Department of Bioengineering, Stanford University, Stanford, California 94305, USA.

Department of Materials Science and Engineering, Stanford University, Stanford, California 94305, USA; email:

出版信息

Annu Rev Biomed Eng. 2018 Jun 4;20:21-47. doi: 10.1146/annurev-bioeng-062117-120954. Epub 2017 Dec 8.
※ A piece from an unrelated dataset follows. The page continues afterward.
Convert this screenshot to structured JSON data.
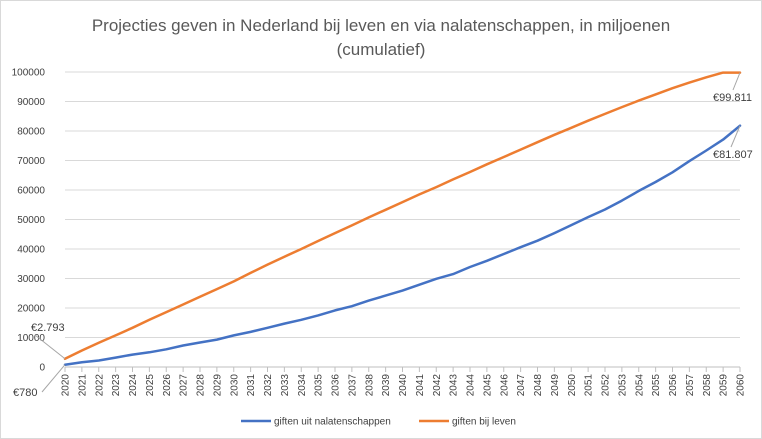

DOI:10.1146/annurev-bioeng-062117-120954
PMID:29220201
原文链接:https://pmc.ncbi.nlm.nih.gov/articles/PMC7266431/
Abstract

Stem cells are a powerful resource for many applications including regenerative medicine, patient-specific disease modeling, and toxicology screening. However, eliciting the desired behavior from stem cells, such as expansion in a naïve state or differentiation into a particular mature lineage, remains challenging. Drawing inspiration from the native stem cell niche, hydrogel platforms have been developed to regulate stem cell fate by controlling microenvironmental parameters including matrix mechanics, degradability, cell-adhesive ligand presentation, local microstructure, and cell-cell interactions. We survey techniques for modulating hydrogel properties and review the effects of microenvironmental parameters on maintaining stemness and controlling differentiation for a variety of stem cell types. Looking forward, we envision future hydrogel designs spanning a spectrum of complexity, ranging from simple, fully defined materials for industrial expansion of stem cells to complex, biomimetic systems for organotypic cell culture models.

摘要

干细胞是许多应用的强大资源,包括再生医学、患者特异性疾病建模和毒理学筛选。然而,从干细胞中获得所需的行为,如在原始状态下扩增或分化为特定的成熟谱系,仍然具有挑战性。受天然干细胞微环境的启发,已经开发出水凝胶平台来通过控制微环境参数(包括基质力学、降解性、细胞黏附配体呈现、局部微观结构和细胞-细胞相互作用)来调节干细胞命运。我们调查了调节水凝胶特性的技术,并回顾了微环境参数对维持各种干细胞类型的干性和控制分化的影响。展望未来,我们设想未来的水凝胶设计涵盖一系列的复杂性,从用于干细胞工业扩增的简单、完全定义的材料到用于器官型细胞培养模型的复杂、仿生系统。